The next road we found was actually graded and had a tiny sign. Eureka! We headed down and there, like a vision, the lake. But something even better. The stocking man (you know, the one that puts the fish in the lake so you can catch them) was there and dropping fish in by the tank load. What luck!
We stepped out of the car and it was not cool. It was extremely hot. Felt like 200 degrees. And it was only 8 a.m. (Can’t tell we lived by the beach for the past 3 decades.)
Dragging all our stuff up a hill, we staked our claim. We gave the other fisher people friendly fishing nods and set up our chairs—which, by the way, we would never use while there. We got out our poles, ready to catch those trout jumping all over with our live bait. After taking about 30 minutes to line the poles, tie the knots and—gross—bait the hooks with squirmy little night crawlers which DO have feelings despite what they say, we were ready to go. We cast out and waited.
Then I hear a guy say, “There’s a water snake.”
Crap! I hate snakes.
Then another guy says, “What’s that thing?” followed by a muskrat-beaver-looking lake thing who swam back and forth in front of me the whole time we were there, almost smiling…I swear it.
Then I notice the man to my right snagging one fish after another with what looks like a green piece of twine and something he calls a “bugger” on the end. I hoped that wasn’t what it sounded like. Fish were jumping around his line by the dozen and he had his limit in about five minutes. Then, he just caught and released them.
I cast out. If he could do it, by God I could do it. My bobber went out really, really far, right to where I’d seen a fish jump. I gave a smug smile. This could come around yet. As I reeled in, I realized my bobber wasn’t moving. My leader had torn in half, not at the knot—mind you—but in half. Nobody could figure that one out.
After relining my pole and getting that dang worm back on, fixing Jordan’s snags about five times and applying some 55 sunscreen to my already-sunburned shoulders, I recast. This time I heard a LOUD splash. A FISH! No. Wait. My reel (you know that thing you turn) went flying into the lake. Seriously. How was I going to get that?
Only one way. I’d have to wade in to the snake-infested, muskrat-swimming lake to get it. This was my mom’s good pole she’d donated to our phase. I had to rescue it. In I went, hoping not to step on any reptilian lake creatures.

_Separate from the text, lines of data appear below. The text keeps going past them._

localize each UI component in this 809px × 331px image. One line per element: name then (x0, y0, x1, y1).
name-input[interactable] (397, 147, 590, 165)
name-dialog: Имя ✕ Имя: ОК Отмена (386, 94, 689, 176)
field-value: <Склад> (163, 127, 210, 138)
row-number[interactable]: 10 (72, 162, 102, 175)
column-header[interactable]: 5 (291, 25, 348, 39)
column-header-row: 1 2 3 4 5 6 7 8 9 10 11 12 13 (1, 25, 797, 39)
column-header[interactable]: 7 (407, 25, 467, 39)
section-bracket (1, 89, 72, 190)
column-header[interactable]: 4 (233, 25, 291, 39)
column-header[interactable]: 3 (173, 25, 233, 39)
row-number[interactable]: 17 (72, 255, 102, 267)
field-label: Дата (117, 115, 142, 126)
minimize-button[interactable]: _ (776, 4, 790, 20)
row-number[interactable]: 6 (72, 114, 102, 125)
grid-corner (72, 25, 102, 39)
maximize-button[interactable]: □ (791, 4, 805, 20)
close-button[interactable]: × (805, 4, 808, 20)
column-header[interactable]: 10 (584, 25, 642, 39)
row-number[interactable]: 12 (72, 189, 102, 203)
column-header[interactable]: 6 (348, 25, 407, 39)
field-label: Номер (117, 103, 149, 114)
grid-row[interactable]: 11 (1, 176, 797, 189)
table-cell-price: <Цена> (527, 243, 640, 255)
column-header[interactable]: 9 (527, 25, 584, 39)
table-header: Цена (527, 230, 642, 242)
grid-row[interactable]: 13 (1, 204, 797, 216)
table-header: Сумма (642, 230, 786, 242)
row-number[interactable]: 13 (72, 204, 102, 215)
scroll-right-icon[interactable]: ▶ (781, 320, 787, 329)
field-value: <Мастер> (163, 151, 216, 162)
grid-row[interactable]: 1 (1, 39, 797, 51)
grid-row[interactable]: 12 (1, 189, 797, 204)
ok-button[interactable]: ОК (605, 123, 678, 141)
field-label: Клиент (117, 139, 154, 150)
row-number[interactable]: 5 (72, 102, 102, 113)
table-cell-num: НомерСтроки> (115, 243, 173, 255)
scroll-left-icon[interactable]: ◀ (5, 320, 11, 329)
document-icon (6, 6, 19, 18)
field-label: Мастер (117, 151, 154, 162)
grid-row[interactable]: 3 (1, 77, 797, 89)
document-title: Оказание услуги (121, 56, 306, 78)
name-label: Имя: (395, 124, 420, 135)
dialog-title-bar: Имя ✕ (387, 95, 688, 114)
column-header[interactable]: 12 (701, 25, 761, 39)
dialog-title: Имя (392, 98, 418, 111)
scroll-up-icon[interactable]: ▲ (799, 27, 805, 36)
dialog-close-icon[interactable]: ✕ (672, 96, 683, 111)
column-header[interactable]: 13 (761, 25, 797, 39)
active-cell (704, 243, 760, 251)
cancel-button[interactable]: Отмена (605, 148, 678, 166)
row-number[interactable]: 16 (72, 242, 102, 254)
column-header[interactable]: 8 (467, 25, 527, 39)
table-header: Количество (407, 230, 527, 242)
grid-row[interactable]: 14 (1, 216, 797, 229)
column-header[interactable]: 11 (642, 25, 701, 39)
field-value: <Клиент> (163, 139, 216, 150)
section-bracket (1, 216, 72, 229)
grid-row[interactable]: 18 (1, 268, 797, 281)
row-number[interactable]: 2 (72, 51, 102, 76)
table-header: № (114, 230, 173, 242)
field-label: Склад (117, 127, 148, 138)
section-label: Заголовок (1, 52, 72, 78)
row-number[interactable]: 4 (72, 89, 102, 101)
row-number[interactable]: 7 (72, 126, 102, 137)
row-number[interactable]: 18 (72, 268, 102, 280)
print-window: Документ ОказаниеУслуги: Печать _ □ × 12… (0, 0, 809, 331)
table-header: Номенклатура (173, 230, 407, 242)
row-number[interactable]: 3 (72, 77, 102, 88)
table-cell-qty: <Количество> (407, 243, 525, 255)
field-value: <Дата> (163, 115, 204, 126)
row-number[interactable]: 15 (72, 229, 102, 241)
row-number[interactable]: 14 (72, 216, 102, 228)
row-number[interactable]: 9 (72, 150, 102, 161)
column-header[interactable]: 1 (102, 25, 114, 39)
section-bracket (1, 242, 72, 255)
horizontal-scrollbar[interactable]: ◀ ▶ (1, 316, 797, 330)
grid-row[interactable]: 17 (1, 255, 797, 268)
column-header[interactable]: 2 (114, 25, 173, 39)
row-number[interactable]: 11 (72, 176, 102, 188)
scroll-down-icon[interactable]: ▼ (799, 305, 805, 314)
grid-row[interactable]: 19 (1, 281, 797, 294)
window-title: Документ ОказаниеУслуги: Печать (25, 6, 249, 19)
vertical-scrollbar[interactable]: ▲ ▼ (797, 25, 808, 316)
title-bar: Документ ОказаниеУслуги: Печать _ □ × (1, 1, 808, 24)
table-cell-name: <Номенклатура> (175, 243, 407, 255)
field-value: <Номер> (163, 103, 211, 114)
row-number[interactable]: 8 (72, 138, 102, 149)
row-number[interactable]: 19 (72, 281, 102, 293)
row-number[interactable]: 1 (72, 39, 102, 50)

Phew. Reel retrieved, my mom mentioned how we didn’t have time to cover reel loss in our lesson, and tried to comfort me by telling me, “It happens to everybody.” Smirks from nearby fishermen indicated otherwise.
Pole re-tooled, we edged closer to Mr. Fancy Fly Fisherman and with humility my mom asked, “Do you think you could help my grandson with a fish?”
“Would he like to land one?” asked the fish whisperer.
“OH, YEAH!” So FW and Jordan landed one, then two and my mom landed one and guess who just kept losing worms? You got it. Worm after worm went on and promptly off my hook, feeding all the fish in the lake.
“Maybe my role in life is not to bring the fish in, but just to feed them,” I thought. And with that, we packed up our sun-burned bodies, our three “dispatched” and cleaned fish and headed out.
“We can tell Dad we each caught one,” said Jordan smiling.
“That’s okay. We’ll just tell him I had the one that got away.”